Артур завяз и в прагматизме, и в мистицизме. Он проникся их идеями, твердо верил в существование призраков и злых духов, презрительно относился к физикам и астрологам. Его злили любые заговорщики-теоретики, он помещал их в одну категорию с религиозными консерваторами, борцами за защиту окружающей среды, вегетарианцами и противниками войн.
Арт сделался заклятым врагом клуба политических активистов, существовавшего в Абердине. При любой возможности мой приятель бросал им вызов. У них имелась будка перед Гаррингер-холлом. Стояла она там все время, только работала не всегда. Напротив находился стол республиканцев, также действовавших на территории университета. Артур всегда спорил с ними во время их мероприятий в университетском дворе, например, когда они протестовали против торгового эмбарго, наложенного США на определенные страны Ближнего Востока. К ним часто присоединялся Хауи и во время различных мероприятий орал: «Да здравствует Карл Мартель!»
Я быстро понял, что ревностный, почти фанатичный поиск Артом неизведанного в большой мере объясняется влиянием профессора Кейда, а также отчаянием из-за своих собственных ограничений. Он заявлял, что придерживается учения Гурджиева, но тут было нечто большее. Артур не дотягивал до гениальности — его темперамент не допускал необходимой эмоциональной зрелости, присущей всем мировым умам. Я считаю, что он это знал, и думаю, это приводило его в ярость, а иногда в подобном состоянии Арт мог выйти за границы, которых мог достичь в нормальном состоянии.
Мы оба отличались большим трудолюбием и несгибаемой этикой при подходе к работе, но сангвиническая жестокость и свирепость Артура почти больше ничего не допускали. Если я мог закрыть книги и забыть о них, очистить голову, погуляв у пруда или поиграв с Нилом на заднем дворе, то Арт не мог отключиться. Любая проблема требовала внимания двадцать четыре часа в сутки. Арт оказывался в дурном настроении. Затем, после решения проблемы, следовал подъем. Но эти вспышки радости, словно «римская свеча», вскоре исчезали — как только появлялись новые сложности. Именно поэтому я думаю, что алхимия идеально подходила моему приятелю. Она вечно ускользает, дразнит, она плодотворна, порхает на границах видения, ее невозможно ухватить окончательно.
Особенно хорошо запомнился один ужин в начале декабря. На нем присутствовали Арт, доктор Кейд и я. На центральной электростанции Фэрвича сгорел трансформатор, мы сидели без электричества и поэтому зажгли в столовой свечи.
Голубые глаза доктора Кейда сияли в пламени свечей, он пил красное бургундское вино и говорил на свою любимую тему ограниченность интеллекта.
— Я не спорю о том, как далеко мы зашли благодаря науке и рациональному мышлению, — сказал он. — Но я предупреждаю тех, кто считает науку единственным образцом истины, как предупреждаю и религиозных фанатиков, которые слепо придерживаются веры, проповедуемой различными церквями. В конце концов, и религия, и наука — это рабы человека, они могут дать ровно столько, сколько позволят оковы.
Арт сидел, откинувшись на спинку стула, руки лежали на коленях. Он неотрывно смотрел на доктора Кейда.
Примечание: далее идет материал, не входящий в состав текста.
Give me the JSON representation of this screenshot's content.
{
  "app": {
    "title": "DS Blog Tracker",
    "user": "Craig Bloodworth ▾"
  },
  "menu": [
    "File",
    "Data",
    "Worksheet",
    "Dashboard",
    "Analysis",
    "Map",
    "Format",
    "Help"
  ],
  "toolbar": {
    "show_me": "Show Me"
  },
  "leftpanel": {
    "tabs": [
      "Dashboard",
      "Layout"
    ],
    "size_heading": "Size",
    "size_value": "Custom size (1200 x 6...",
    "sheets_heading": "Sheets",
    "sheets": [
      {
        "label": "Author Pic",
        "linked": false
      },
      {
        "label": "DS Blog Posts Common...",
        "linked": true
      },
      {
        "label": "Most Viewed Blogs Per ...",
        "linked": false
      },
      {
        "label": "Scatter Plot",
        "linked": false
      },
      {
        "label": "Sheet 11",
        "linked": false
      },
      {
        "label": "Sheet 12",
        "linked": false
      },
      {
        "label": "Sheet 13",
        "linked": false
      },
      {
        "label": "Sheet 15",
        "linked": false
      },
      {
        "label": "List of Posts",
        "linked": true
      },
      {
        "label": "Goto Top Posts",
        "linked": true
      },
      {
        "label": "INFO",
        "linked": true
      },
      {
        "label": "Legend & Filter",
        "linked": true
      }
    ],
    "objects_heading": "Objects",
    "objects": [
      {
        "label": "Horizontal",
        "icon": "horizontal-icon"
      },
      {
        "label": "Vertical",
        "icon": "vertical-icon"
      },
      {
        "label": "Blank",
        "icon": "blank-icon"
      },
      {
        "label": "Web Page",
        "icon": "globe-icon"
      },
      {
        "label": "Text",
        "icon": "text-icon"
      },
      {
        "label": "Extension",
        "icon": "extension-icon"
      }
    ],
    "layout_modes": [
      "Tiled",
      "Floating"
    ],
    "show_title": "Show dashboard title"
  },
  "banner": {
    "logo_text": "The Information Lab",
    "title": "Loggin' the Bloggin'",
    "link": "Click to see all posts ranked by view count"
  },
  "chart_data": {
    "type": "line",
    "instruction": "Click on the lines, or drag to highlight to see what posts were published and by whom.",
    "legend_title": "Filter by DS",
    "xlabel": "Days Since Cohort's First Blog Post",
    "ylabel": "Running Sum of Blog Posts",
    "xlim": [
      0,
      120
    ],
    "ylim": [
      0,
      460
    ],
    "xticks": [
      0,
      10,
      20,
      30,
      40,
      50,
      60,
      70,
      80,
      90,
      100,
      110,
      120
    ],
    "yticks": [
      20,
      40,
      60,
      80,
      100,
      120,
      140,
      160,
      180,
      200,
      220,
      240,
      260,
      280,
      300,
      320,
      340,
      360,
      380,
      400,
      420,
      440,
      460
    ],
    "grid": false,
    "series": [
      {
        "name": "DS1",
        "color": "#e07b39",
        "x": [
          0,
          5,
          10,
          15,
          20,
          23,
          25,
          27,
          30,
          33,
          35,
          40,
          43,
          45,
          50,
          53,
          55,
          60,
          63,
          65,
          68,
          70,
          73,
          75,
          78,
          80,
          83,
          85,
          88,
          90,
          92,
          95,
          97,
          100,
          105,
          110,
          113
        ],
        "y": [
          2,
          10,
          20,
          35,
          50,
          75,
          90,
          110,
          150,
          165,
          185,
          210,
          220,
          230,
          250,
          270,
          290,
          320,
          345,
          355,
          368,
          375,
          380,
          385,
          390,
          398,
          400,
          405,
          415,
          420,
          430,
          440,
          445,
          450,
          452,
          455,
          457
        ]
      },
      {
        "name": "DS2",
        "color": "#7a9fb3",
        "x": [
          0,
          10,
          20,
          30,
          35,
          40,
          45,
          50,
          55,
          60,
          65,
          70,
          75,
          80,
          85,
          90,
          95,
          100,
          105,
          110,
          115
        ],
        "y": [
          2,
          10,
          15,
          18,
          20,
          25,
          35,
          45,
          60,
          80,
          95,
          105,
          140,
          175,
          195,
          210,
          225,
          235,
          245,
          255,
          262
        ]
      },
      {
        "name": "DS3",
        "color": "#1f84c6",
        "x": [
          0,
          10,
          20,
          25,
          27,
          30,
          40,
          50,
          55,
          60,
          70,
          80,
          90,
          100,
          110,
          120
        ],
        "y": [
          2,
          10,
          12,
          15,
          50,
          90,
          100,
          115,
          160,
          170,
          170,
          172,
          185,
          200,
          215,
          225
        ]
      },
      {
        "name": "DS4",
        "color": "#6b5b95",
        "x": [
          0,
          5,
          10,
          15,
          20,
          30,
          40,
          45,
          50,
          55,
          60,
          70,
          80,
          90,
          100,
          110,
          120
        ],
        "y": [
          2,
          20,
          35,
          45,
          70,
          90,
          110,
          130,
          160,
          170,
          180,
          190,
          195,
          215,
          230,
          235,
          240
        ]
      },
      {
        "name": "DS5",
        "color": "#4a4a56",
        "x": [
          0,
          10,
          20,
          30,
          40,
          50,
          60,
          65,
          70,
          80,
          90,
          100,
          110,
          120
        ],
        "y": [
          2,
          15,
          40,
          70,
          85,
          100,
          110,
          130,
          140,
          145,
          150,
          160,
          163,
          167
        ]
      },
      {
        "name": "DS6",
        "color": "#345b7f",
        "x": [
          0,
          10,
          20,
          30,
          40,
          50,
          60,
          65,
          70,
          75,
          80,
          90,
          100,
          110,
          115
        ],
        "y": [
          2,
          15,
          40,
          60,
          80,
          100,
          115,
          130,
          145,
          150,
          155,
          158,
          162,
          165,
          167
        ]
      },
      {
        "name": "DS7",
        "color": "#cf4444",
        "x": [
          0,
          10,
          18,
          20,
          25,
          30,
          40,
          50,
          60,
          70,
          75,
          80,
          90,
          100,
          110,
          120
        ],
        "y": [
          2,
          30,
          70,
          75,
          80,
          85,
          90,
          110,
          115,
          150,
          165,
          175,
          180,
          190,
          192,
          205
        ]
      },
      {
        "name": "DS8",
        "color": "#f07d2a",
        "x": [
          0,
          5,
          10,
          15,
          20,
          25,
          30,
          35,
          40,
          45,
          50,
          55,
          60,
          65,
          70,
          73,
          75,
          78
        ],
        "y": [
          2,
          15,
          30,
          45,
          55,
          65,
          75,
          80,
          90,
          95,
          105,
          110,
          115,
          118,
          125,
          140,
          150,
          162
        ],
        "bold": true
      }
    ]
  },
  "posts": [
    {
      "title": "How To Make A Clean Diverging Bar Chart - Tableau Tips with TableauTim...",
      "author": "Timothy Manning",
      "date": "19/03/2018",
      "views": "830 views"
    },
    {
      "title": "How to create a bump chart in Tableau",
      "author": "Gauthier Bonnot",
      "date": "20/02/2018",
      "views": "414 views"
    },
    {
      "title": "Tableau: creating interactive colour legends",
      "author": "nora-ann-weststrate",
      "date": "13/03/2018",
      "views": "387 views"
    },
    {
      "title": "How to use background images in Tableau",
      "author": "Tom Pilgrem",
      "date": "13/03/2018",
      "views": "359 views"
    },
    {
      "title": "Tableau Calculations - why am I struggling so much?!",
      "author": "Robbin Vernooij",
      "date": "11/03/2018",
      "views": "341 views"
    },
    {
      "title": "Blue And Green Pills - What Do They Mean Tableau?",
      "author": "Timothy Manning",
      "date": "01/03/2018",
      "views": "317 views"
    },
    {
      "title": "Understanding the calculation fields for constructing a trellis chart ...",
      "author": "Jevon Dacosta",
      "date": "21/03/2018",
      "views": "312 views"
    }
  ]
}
Доктор Кейд снова отпил вина.
— Агриппа говорил об оккультной добродетели, — продолжал он. — О необъяснимых, неизменно сильных стихиях, влияющих на человеческое существование. В чем они живут? В деревьях, камнях, огне и кометах. В крике животного и шелесте ветра в чаще. Агриппа знал, что человеческий интеллект и разум в одиночку не способны определить эти сильные свойства и характерные особенности. Это могут сделать только опыт и интуиция. Он отрицал понятие абсолютной истины, верил, что человек способен добиться полного и всеобъемлющего понимания Вселенной через веру и труд. Но, конечно, были и другие, кто считал, что путь к абсолютной истине ведет к прямому познанию Бога. А если этого добиться, то можно достичь бессмертия. Вы помните спор Буридана и Оресма, Артур?
— Преходящая достаточная истина против достигнутой опытом полезной истины, — сказал Арт. — Обе — просто вариации стремления к абсолютной истине.
Доктор Кейд кивнул:
— Алхимики считали возможным заглянуть за пелену Вселенной и увидеть вечное знание. Что представляет собой философский камень, как не высшую мудрость, конечную цель эмоционального и интеллектуального совершенствования? Это рассматривалось, как прямая дорога к Богу. Трансмутация базовых металлов в золото отражала трансформацию алхимика.